Os efeitos econômicos e sociais da pandemia do novo coronavírus
são mais ou menos comuns a todos os países – retração
econômica, aumento do desemprego, entre outros –, mas as
consequências políticas variam de país para país. Em nações com
democracia consolidada, como Alemanha, França, Itália, Espanha
e até mesmo os EUA de Donald Trump, a tendência é que a
excepcionalidade das medidas restritivas adotadas pelos
respectivos governos desapareça junto com o fim da ameaça da
covid-19. Já governos com sistemas políticos mais centralizadores
e mais autoritários, como China, Rússia, Hungria e Turquia,
tendem a possivelmente aproveitar a oportunidade da emergência
sanitária para aumentar seu arsenal discricionário sobre a
sociedade e consolidar seu poder principalmente sobre a
vigilância dos indivíduos.
O Brasil poderia ser listado nesta segunda categoria, pois somos
um daqueles países em que a democracia representativa ainda não
morreu, mas está seriamente ameaçada pela ascensão da extrema
direita populista ao poder. No entanto, o isolamento político de
Jair Bolsonaro, que se agravou com a chegada do coronavírus ao
Brasil – o presidente atacou o Congresso Nacional, o Judiciário e
se indispôs com a maioria dos governadores –, impediu, até
agora, que seu governo utilizasse a crise para minar as instituições
democráticas, como aconteceu na Hungria e na Turquia.

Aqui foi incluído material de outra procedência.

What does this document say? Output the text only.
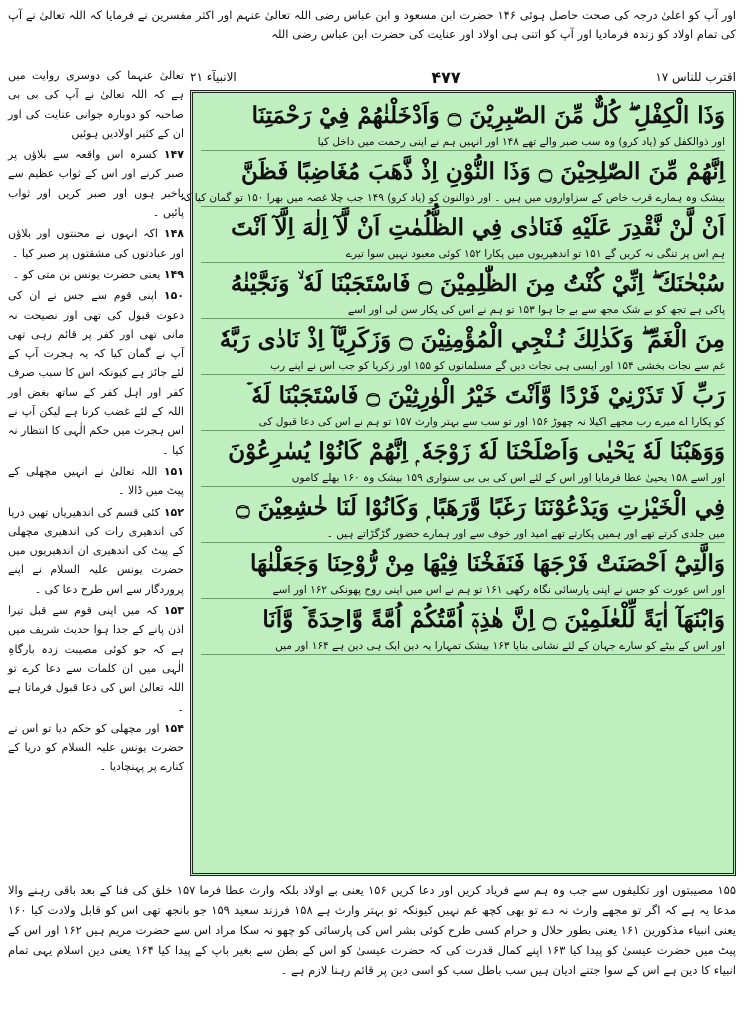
اور آپ کو اعلیٰ درجہ کی صحت حاصل ہوئی ۱۴۶ حضرت ابن مسعود و ابن عباس رضی اللہ تعالیٰ عنہم اور اکثر مفسرین نے فرمایا کہ اللہ تعالیٰ نے آپ کی تمام اولاد کو زندہ فرمادیا اور آپ کو اتنی ہی اولاد اور عنایت کی حضرت ابن عباس رضی اللہ
اقترب للناس ۱۷
۴۷۷
الانبیآء ۲۱

تعالیٰ عنہما کی دوسری روایت میں ہے کہ اللہ تعالیٰ نے آپ کی بی بی صاحبہ کو دوبارہ جوانی عنایت کی اور ان کے کثیر اولادیں ہوئیں

۱۴۷ کسرہ اس واقعہ سے بلاؤں پر صبر کرنے اور اس کے ثواب عظیم سے باخبر ہوں اور صبر کریں اور ثواب پائیں ۔

۱۴۸ اکہ انہوں نے محنتوں اور بلاؤں اور عبادتوں کی مشقتوں پر صبر کیا ۔

۱۴۹ یعنی حضرت یونس بن متی کو ۔

۱۵۰ اپنی قوم سے جس نے ان کی دعوت قبول کی تھی اور نصیحت نہ مانی تھی اور کفر پر قائم رہی تھی آپ نے گمان کیا کہ یہ ہجرت آپ کے لئے جائز ہے کیونکہ اس کا سبب صرف کفر اور اہل کفر کے ساتھ بغض اور اللہ کے لئے غضب کرنا ہے لیکن آپ نے اس ہجرت میں حکم الٰہی کا انتظار نہ کیا ۔

۱۵۱ اللہ تعالیٰ نے انہیں مچھلی کے پیٹ میں ڈالا ۔

۱۵۲ کئی قسم کی اندھیریاں تھیں دریا کی اندھیری رات کی اندھیری مچھلی کے پیٹ کی اندھیری ان اندھیریوں میں حضرت یونس علیہ السلام نے اپنے پروردگار سے اس طرح دعا کی ۔

۱۵۳ کہ میں اپنی قوم سے قبل تیرا اذن پانے کے جدا ہوا حدیث شریف میں ہے کہ جو کوئی مصیبت زدہ بارگاہِ الٰہی میں ان کلمات سے دعا کرے تو اللہ تعالیٰ اس کی دعا قبول فرماتا ہے ۔

۱۵۴ اور مچھلی کو حکم دیا تو اس نے حضرت یونس علیہ السلام کو دریا کے کنارے پر پہنچادیا ۔

وَذَا الْكِفْلِ ۖ كُلٌّ مِّنَ الصّٰبِرِيْنَ ۝ وَاَدْخَلْنٰهُمْ فِيْ رَحْمَتِنَا
اور ذوالکفل کو (یاد کرو) وہ سب صبر والے تھے ۱۴۸ اور انہیں ہم نے اپنی رحمت میں داخل کیا
اِنَّهُمْ مِّنَ الصّٰلِحِيْنَ ۝ وَذَا النُّوْنِ اِذْ ذَّهَبَ مُغَاضِبًا فَظَنَّ
بیشک وہ ہمارے قرب خاص کے سزاواروں میں ہیں ۔ اور ذوالنون کو (یاد کرو) ۱۴۹ جب چلا غصہ میں بھرا ۱۵۰ تو گمان کیا کہ
اَنْ لَّنْ نَّقْدِرَ عَلَيْهِ فَنَادٰى فِي الظُّلُمٰتِ اَنْ لَّآ اِلٰهَ اِلَّآ اَنْتَ
ہم اس پر تنگی نہ کریں گے ۱۵۱ تو اندھیریوں میں پکارا ۱۵۲ کوئی معبود نہیں سوا تیرے
سُبْحٰنَكَ ۖ اِنِّيْ كُنْتُ مِنَ الظّٰلِمِيْنَ ۝ فَاسْتَجَبْنَا لَهٗ ۙ وَنَجَّيْنٰهُ
پاکی ہے تجھ کو بے شک مجھ سے بے جا ہوا ۱۵۳ تو ہم نے اس کی پکار سن لی اور اسے
مِنَ الْغَمِّ ۖ وَكَذٰلِكَ نُـنْجِي الْمُؤْمِنِيْنَ ۝ وَزَكَرِيَّآ اِذْ نَادٰى رَبَّهٗ
غم سے نجات بخشی ۱۵۴ اور ایسی ہی نجات دیں گے مسلمانوں کو ۱۵۵ اور زکریا کو جب اس نے اپنے رب
رَبِّ لَا تَذَرْنِيْ فَرْدًا وَّاَنْتَ خَيْرُ الْوٰرِثِيْنَ ۝ فَاسْتَجَبْنَا لَهٗ ۡ
کو پکارا اے میرے رب مجھے اکیلا نہ چھوڑ ۱۵۶ اور تو سب سے بہتر وارث ۱۵۷ تو ہم نے اس کی دعا قبول کی
وَوَهَبْنَا لَهٗ يَحْيٰى وَاَصْلَحْنَا لَهٗ زَوْجَهٗ ۭ اِنَّهُمْ كَانُوْا يُسٰرِعُوْنَ
اور اسے ۱۵۸ یحییٰ عطا فرمایا اور اس کے لئے اس کی بی بی سنواری ۱۵۹ بیشک وہ ۱۶۰ بھلے کاموں
فِي الْخَيْرٰتِ وَيَدْعُوْنَنَا رَغَبًا وَّرَهَبًا ۭ وَكَانُوْا لَنَا خٰشِعِيْنَ ۝
میں جلدی کرتے تھے اور ہمیں پکارتے تھے امید اور خوف سے اور ہمارے حضور گڑگڑاتے ہیں ۔
وَالَّتِيْٓ اَحْصَنَتْ فَرْجَهَا فَنَفَخْنَا فِيْهَا مِنْ رُّوْحِنَا وَجَعَلْنٰهَا
اور اس عورت کو جس نے اپنی پارسائی نگاہ رکھی ۱۶۱ تو ہم نے اس میں اپنی روح پھونکی ۱۶۲ اور اسے
وَابْنَهَآ اٰيَةً لِّلْعٰلَمِيْنَ ۝ اِنَّ هٰذِهٖٓ اُمَّتُكُمْ اُمَّةً وَّاحِدَةً ۡ وَّاَنَا
اور اس کے بیٹے کو سارے جہان کے لئے نشانی بنایا ۱۶۳ بیشک تمہارا یہ دین ایک ہی دین ہے ۱۶۴ اور میں
۱۵۵ مصیبتوں اور تکلیفوں سے جب وہ ہم سے فریاد کریں اور دعا کریں ۱۵۶ یعنی بے اولاد بلکہ وارث عطا فرما ۱۵۷ خلق کی فنا کے بعد باقی رہنے والا مدعا یہ ہے کہ اگر تو مجھے وارث نہ دے تو بھی کچھ غم نہیں کیونکہ تو بہتر وارث ہے ۱۵۸ فرزند سعید ۱۵۹ جو بانجھ تھی اس کو قابل ولادت کیا ۱۶۰ یعنی انبیاء مذکورین ۱۶۱ یعنی بطور حلال و حرام کسی طرح کوئی بشر اس کی پارسائی کو چھو نہ سکا مراد اس سے حضرت مریم ہیں ۱۶۲ اور اس کے پیٹ میں حضرت عیسیٰ کو پیدا کیا ۱۶۳ اپنے کمال قدرت کی کہ حضرت عیسیٰ کو اس کے بطن سے بغیر باپ کے پیدا کیا ۱۶۴ یعنی دین اسلام یہی تمام انبیاء کا دین ہے اس کے سوا جتنے ادیان ہیں سب باطل سب کو اسی دین پر قائم رہنا لازم ہے ۔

A instabilidade política e institucional do Brasil não nos autoriza
a supor que esse isolamento de Bolsonaro seja permanente, nem a
esperar que o que resta de democracia no país resista
indefinidamente à escalada fascistizante do bolsonarismo, já que
tem apoio em setores do empresariado, da mídia, das Forças
Armadas e de parte da população. Se, no entanto, conseguirmos
resistir à essa tentação autoritária, teremos que repensar o modelo
de desmantelamento do Estado prescrito pelo receituário
neoliberal. Se essa pandemia serviu para alguma coisa, foi para
mostrar a necessidade de investimentos maciços em serviços
públicos de qualidade e em estratégias de reindustrialização
baseadas em tecnologia e inovação. Ademais que não a
alternativa que não seja um estado forte, com políticas públicas
efetivas e que comprove o já agonizante neoliberalismo. Estas são
as lições que deveríamos ter tirado da crise de 2008-2009, mas
não o fizemos. Que dias melhores venham.